La réforme du Conseil supérieur de la magistrature (CSM)

La proposition de loi constitutionnelle portant sur la réforme du Conseil supérieur de la magistrature a été adoptée en seconde lecture par l’Assemblée nationale, mardi 26 avril 2016.

Il s’agit d’une loi ambitieuse qui avait été adoptée par l’Assemblée nationale mais avait ensuite été rabotée par le Sénat.
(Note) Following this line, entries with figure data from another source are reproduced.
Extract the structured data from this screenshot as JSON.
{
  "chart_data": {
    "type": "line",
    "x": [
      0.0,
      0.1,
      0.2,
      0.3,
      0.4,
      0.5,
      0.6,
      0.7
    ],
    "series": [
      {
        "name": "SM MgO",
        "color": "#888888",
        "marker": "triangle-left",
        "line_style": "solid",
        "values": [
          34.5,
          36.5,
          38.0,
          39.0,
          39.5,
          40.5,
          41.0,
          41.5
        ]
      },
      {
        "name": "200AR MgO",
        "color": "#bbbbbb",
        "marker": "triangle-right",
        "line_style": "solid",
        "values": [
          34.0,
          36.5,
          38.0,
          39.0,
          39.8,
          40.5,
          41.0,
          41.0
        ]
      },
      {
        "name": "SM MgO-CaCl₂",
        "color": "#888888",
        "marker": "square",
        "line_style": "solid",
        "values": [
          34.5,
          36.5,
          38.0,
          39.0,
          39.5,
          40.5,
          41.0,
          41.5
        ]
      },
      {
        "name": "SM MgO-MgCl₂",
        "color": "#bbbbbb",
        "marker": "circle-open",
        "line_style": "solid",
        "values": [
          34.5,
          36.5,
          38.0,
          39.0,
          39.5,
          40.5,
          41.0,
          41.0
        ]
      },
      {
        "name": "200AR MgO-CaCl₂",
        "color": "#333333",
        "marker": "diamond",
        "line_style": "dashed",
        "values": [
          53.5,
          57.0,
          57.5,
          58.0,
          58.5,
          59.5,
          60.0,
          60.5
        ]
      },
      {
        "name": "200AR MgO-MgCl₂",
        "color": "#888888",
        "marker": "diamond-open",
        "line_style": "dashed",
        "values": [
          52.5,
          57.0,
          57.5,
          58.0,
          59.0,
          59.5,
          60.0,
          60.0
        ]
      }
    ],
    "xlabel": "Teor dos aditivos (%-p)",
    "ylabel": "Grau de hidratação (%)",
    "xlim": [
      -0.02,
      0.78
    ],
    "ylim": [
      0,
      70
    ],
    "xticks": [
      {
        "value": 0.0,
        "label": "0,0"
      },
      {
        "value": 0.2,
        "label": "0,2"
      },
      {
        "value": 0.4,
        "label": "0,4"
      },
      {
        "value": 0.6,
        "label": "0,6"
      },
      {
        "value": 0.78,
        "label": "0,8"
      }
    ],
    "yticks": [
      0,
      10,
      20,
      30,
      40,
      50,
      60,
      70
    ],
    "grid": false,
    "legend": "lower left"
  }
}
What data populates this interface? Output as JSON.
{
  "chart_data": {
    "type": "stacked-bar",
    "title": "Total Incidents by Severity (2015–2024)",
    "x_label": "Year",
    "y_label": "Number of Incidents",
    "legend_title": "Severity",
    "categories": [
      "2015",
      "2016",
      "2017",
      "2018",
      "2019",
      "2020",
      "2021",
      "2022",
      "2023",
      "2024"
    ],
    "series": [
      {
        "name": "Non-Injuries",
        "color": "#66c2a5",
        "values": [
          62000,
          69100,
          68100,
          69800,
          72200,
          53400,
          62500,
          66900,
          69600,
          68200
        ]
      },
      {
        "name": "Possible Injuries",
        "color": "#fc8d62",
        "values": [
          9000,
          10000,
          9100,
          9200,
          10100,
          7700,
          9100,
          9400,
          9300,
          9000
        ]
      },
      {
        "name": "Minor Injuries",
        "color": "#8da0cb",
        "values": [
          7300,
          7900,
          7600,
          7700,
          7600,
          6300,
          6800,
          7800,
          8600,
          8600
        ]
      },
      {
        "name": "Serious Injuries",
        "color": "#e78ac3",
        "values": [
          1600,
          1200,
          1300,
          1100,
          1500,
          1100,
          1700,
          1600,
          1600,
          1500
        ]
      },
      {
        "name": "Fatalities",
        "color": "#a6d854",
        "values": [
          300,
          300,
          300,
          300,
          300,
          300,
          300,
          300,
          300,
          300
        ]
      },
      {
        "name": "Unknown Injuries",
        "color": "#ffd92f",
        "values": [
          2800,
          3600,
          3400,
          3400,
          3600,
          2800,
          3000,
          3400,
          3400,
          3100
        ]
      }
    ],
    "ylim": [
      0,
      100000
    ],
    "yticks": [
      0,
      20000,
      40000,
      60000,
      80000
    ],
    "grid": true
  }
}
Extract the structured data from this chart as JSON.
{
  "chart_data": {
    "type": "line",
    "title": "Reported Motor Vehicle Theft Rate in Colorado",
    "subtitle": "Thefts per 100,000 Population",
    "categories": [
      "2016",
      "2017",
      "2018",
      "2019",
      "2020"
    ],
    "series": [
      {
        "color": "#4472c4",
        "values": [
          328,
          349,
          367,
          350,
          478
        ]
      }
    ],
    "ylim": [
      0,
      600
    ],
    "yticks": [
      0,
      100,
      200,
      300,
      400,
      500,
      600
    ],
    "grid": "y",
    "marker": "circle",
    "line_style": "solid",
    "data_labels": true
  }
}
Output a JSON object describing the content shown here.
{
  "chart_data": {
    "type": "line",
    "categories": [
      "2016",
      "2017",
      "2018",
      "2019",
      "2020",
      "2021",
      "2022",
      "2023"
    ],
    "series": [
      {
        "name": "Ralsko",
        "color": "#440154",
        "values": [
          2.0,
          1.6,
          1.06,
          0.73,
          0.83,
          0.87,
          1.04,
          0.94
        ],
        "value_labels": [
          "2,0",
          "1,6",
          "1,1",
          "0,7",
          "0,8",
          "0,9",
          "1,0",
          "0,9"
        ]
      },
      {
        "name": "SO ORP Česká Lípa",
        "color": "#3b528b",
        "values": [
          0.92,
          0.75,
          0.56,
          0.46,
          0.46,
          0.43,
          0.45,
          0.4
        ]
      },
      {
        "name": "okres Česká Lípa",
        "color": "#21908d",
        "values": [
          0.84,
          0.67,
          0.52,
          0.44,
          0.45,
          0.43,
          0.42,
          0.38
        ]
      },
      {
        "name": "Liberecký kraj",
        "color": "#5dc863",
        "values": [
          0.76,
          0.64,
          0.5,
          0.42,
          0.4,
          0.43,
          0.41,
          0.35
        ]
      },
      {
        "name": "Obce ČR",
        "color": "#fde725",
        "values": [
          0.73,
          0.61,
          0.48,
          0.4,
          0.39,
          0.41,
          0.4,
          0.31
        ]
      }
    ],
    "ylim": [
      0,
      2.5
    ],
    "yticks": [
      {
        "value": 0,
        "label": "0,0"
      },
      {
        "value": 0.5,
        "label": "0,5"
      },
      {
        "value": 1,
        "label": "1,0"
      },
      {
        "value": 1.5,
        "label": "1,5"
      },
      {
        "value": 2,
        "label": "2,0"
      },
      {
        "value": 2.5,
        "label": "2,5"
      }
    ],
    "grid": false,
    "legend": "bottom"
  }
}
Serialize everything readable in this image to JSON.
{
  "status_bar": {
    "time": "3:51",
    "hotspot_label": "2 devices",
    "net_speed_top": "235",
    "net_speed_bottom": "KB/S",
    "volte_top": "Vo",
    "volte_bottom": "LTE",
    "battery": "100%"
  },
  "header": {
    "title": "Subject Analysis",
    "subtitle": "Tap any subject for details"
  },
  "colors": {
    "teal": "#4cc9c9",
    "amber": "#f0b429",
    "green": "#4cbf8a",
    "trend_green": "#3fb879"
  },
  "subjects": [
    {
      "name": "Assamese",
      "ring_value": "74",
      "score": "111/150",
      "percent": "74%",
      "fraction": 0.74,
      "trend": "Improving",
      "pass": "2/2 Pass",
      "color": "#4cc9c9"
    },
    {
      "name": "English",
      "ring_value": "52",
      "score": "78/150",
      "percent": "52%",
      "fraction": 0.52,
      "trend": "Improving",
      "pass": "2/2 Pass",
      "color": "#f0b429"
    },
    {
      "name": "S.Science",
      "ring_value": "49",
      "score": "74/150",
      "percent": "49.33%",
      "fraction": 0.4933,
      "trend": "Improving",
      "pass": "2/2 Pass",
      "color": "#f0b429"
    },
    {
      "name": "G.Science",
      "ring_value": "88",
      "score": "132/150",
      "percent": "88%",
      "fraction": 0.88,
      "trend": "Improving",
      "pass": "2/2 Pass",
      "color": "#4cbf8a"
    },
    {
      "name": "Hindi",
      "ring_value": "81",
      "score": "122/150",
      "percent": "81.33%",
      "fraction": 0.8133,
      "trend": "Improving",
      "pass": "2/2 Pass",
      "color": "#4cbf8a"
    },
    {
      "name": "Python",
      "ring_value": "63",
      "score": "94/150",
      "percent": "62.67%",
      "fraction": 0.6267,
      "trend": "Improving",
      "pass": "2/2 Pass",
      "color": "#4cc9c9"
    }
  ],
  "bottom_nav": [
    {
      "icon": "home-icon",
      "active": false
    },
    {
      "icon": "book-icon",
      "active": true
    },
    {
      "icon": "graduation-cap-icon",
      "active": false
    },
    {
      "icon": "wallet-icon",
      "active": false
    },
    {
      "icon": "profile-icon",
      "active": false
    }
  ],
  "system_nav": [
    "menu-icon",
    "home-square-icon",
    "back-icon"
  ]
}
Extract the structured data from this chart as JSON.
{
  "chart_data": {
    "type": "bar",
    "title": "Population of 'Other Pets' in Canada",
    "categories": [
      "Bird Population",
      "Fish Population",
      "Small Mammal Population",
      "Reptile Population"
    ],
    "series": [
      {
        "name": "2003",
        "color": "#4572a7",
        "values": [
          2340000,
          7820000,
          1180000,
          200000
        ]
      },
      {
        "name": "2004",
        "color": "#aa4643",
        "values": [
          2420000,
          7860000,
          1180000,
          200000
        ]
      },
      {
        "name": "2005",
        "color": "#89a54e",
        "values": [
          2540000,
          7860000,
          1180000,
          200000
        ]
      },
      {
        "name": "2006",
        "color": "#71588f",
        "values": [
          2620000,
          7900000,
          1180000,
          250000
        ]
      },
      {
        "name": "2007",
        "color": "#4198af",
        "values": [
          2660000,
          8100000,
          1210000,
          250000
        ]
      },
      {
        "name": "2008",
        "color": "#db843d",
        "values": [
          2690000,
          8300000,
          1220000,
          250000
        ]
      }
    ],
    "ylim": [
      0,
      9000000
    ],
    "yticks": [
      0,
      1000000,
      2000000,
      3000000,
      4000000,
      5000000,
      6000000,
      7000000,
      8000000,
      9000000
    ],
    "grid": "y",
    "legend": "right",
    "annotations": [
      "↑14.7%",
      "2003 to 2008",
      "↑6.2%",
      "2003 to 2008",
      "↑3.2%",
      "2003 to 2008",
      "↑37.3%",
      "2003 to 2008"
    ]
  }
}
Ce texte vise à inscrire dans la Constitution le rôle du Conseil supérieur de la magistrature, qui a pour mission de garantir l’indépendance des magistrats de l’ordre judiciaire par rapport au pouvoir exécutif.

Il représente une amélioration notable concernant l’indépendance du parquet (où officie le procureur de la République), dont le manque d’indépendance vis-à-vis de l’exécutif est régulièrement dénoncé par la Cour européenne des droits de l’Homme.

Le groupe écologiste a déposé plusieurs amendements qui n’ont pas été retenus, comme par exemple la garantie et l’inscription dans la Constitution de la parité femmes-hommes au sein du Conseil, la composition du CSM, ses pouvoirs à l’égard des nominations du parquet et la possibilité d’être saisi directement par un magistrat.

J’ai voté ce texte tel qu’il a été approuvé par le Sénat, de façon à ce qu’un Congrès puisse se tenir dans les semaines qui viennent pour valider le projet de Loi constitutionnelle.